The American Federation of Teachers President Randi Weingarten sent a letter to Biden's new education secretary and the CDC saying that she has concerns about their new guidance for schools. The CDC reduced the suggested social distancing from six feet to three feet. The AFT doesn't seem to believe that this is good enough.
Weingarten's letter states that "...we are not convinced that the evidence supports changing physical distancing requirements at this time. Our concern is that the cited studies do not identify the baseline mitigation strategies needed to support 3 feet of physical distancing."
The CDC stated that the change in guidelines came after a study encompassing over half a million Massachusetts students was released. The study had allowed schools to choose between three feet and six feet of distancing.
"We didn't see any substantial difference in cases among students or staff in districts with 3 feet versus 6 feet, suggesting that we can open the schools safely at 3 feet, provided that some of the mitigation measures that were present here in Massachusetts are in place," said one of the study's co-authors.
Both the World Health Organization and the American Academy of Pediatrics had previously recommended that students can be less than six feet apart. So where did the determination of six feet of distancing come from?
The Wall Street Journal reported that "Nobody knows for sure. Most agree the guideline derives from a belief that Covid is largely spread through respiratory droplets, like flu. Old studies suggest that larger respiratory droplets are unlikely to travel more than 6 feet, and therefore close contact with an infected person is the primary mode of exposure. This research was hardly conclusive, but by most accounts it formed the basis for the initial Covid recommendations."

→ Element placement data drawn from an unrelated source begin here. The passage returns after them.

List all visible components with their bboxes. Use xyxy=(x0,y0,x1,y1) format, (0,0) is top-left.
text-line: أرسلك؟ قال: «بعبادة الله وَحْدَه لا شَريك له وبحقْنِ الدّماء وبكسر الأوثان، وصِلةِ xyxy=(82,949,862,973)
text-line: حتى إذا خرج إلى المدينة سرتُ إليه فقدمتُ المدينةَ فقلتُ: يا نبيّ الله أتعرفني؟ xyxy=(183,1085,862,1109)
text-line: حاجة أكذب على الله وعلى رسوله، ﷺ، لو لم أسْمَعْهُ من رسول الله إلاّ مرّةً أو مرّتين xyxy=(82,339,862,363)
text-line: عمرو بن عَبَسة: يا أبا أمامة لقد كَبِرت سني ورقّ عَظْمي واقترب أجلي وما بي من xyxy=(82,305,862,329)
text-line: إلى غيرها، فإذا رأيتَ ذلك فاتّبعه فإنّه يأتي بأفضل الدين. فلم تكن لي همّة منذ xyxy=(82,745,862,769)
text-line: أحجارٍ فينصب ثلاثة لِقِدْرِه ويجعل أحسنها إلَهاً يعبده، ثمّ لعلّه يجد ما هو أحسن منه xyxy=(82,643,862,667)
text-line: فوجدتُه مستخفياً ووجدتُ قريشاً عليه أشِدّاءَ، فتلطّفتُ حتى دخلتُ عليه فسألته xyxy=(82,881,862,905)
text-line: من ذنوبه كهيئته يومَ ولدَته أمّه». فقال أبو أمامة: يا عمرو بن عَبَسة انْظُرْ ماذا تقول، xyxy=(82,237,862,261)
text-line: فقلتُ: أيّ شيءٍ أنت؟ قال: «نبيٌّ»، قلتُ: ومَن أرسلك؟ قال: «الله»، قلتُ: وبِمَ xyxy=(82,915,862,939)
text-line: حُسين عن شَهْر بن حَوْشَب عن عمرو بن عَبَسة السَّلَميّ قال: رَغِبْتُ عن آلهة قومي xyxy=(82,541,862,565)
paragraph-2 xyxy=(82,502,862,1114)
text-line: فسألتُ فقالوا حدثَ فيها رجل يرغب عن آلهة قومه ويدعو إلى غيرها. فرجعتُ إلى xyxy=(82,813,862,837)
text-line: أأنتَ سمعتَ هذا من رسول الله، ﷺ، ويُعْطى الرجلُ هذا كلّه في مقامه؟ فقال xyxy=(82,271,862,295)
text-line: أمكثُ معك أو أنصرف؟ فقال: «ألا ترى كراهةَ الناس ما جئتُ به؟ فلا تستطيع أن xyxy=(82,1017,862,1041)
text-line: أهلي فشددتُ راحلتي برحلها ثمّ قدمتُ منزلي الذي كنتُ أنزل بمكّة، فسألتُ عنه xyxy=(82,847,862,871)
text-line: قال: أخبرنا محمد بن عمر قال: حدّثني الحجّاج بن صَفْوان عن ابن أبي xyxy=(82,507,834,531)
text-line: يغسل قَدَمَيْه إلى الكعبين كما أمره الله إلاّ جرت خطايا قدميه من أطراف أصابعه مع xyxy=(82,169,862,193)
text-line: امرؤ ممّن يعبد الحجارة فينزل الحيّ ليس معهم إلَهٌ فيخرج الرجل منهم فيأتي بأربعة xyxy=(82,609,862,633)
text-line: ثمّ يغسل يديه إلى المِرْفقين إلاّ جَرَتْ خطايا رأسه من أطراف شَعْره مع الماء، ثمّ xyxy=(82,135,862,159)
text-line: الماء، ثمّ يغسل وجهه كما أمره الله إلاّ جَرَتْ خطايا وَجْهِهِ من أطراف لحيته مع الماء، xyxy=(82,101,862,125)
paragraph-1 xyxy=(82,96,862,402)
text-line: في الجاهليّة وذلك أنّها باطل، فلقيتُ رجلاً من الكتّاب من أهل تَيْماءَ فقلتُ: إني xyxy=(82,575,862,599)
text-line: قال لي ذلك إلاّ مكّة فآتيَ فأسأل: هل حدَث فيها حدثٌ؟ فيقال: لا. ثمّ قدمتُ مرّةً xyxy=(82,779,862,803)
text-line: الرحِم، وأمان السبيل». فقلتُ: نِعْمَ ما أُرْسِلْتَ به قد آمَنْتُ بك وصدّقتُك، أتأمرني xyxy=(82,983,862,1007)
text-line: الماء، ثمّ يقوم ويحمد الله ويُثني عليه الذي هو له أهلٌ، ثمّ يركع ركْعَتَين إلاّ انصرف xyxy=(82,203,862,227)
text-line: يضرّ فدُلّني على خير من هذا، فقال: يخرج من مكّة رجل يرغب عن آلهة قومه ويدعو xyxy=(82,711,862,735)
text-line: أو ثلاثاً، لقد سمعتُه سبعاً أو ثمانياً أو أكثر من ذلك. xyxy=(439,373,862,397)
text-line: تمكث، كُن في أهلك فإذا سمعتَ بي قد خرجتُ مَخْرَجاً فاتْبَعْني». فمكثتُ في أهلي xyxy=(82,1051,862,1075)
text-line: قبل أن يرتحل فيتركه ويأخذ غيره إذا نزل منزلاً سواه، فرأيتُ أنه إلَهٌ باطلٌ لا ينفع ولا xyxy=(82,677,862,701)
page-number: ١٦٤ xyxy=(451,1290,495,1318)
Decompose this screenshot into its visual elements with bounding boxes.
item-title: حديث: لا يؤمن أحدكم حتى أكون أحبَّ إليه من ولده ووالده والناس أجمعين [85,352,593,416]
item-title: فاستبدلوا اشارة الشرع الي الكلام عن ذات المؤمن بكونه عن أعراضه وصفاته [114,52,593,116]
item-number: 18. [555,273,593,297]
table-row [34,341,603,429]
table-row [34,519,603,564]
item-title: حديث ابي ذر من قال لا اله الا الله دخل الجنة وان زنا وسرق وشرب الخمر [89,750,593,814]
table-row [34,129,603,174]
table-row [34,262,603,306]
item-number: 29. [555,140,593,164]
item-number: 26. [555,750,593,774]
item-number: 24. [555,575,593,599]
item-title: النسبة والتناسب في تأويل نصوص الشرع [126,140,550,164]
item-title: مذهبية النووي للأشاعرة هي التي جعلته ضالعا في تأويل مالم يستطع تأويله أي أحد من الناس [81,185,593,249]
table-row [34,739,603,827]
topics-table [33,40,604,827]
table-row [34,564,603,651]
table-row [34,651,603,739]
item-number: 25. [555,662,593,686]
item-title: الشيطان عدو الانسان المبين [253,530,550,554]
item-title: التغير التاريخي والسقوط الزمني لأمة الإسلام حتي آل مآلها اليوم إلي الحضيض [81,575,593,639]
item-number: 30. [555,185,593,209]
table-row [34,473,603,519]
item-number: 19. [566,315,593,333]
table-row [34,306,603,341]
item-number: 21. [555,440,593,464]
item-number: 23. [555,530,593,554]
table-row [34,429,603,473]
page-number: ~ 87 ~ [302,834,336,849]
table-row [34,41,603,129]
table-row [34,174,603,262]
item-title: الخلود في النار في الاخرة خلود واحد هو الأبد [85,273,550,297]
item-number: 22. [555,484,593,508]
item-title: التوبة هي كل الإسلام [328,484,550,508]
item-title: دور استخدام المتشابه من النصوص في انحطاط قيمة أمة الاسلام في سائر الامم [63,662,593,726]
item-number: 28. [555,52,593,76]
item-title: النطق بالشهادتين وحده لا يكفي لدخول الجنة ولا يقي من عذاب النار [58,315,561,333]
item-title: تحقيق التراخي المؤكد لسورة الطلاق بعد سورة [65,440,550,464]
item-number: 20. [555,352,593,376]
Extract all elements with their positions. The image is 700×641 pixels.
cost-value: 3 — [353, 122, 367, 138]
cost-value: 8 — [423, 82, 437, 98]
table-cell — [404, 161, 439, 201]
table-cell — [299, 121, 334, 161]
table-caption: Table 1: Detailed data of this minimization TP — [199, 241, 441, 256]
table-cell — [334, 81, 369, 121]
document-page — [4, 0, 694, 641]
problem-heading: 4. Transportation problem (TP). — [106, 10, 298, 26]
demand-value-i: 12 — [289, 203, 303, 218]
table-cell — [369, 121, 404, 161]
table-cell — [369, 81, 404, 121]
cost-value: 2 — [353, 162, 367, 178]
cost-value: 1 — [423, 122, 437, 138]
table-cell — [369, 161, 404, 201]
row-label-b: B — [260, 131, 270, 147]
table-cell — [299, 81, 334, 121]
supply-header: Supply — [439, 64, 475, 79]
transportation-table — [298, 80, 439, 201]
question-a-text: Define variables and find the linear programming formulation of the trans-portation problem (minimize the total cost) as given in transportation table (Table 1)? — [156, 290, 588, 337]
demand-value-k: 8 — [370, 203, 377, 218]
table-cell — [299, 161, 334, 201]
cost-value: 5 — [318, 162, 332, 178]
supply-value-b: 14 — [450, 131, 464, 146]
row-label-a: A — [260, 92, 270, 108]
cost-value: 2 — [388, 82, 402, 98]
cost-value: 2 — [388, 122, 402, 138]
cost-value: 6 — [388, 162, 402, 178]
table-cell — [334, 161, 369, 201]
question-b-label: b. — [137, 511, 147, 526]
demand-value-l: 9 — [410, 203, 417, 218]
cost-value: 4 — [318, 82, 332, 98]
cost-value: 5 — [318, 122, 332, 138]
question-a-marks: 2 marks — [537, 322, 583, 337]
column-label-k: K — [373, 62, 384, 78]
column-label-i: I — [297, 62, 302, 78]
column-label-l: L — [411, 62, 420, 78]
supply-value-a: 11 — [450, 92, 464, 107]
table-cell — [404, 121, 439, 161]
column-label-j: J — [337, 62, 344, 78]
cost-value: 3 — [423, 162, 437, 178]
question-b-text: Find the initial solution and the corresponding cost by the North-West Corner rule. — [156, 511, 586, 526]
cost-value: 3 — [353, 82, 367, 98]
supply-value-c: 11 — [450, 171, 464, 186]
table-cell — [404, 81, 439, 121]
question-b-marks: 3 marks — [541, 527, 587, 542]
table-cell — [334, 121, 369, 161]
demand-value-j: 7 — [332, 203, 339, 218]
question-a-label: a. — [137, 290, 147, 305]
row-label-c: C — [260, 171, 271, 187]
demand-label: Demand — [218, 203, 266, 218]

Fox News' Tucker Carlson reported that "It turns out the research that formed the basis of that law came from a German hygenicist called Carl Flügge. It was Flügge who decided that six-foot separations were necessary to slow the spread of pathogens. The CDC went with Flügge's judgment. What the CDC didn't tell us was that Karl Flügge had been dead for nearly 100 years. His research on social distancing was published in the 19th century, before most Americans had electricity or indoor plumbing. So why is that research still guiding public health policy in this country in 2021? It's a good question, and experts don't seem to have a good answer."
Weingarten and the AFT, however, need some more info before they will allow children to return to school and teachers to go back to work. She writes that: "One thing the studies were clear on is the need for layered mitigation if there is a shift to reduce physical distancing. Now that we have had a chance to review the research, we conclude that any shift from 6 feet to 3 feet must be accompanied by, at a minimum, universal and correct masking; effective ventilation; thorough cleaning of buildings; regular COVID-19 testing of teachers, staff and students; effective contact tracing and quarantine/isolation protocols; and the availability of vaccines to all people in schools who are eligible.
"Weakening one layer of layered mitigation demands that the other layers must be strengthened. We strongly urge you, in any discussion of this shift, to forcefully insist on strict and strengthened adherence to the other mitigation strategies."
The CDC's determination just isn't going to do it for Weingarten, no matter how much the administration is currently pushing to get schools open in order to comply with a promise made to American voters.
She writes: "We ask that the Education Department, in conjunction with the CDC, release a national checklist outlining the enhanced mitigation strategies that must be in place if we move to 3 feet physical distancing, and provide details about how to ensure that 3 feet of physical distancing is implemented properly.
"We also request that the CDC conduct comparative studies on mitigation efforts in urban, densely populated schools that do not have up-to-date ventilation systems and have been systematically under-resourced for decades. This will help in planning for summer and the next school year."
Weingarten is not giving up the fight to turn the coronavirus crisis into a mean to facilitate those projects that the union wants to implement, even if it means keeping American kids out of school far past the one year mark of this madness.
The National Education Association, a big donor to the Biden campaign, issued their own set of demands to the incoming administration. They asked for funding not only for COVID mitigation strategies, but for a host of other pet projects.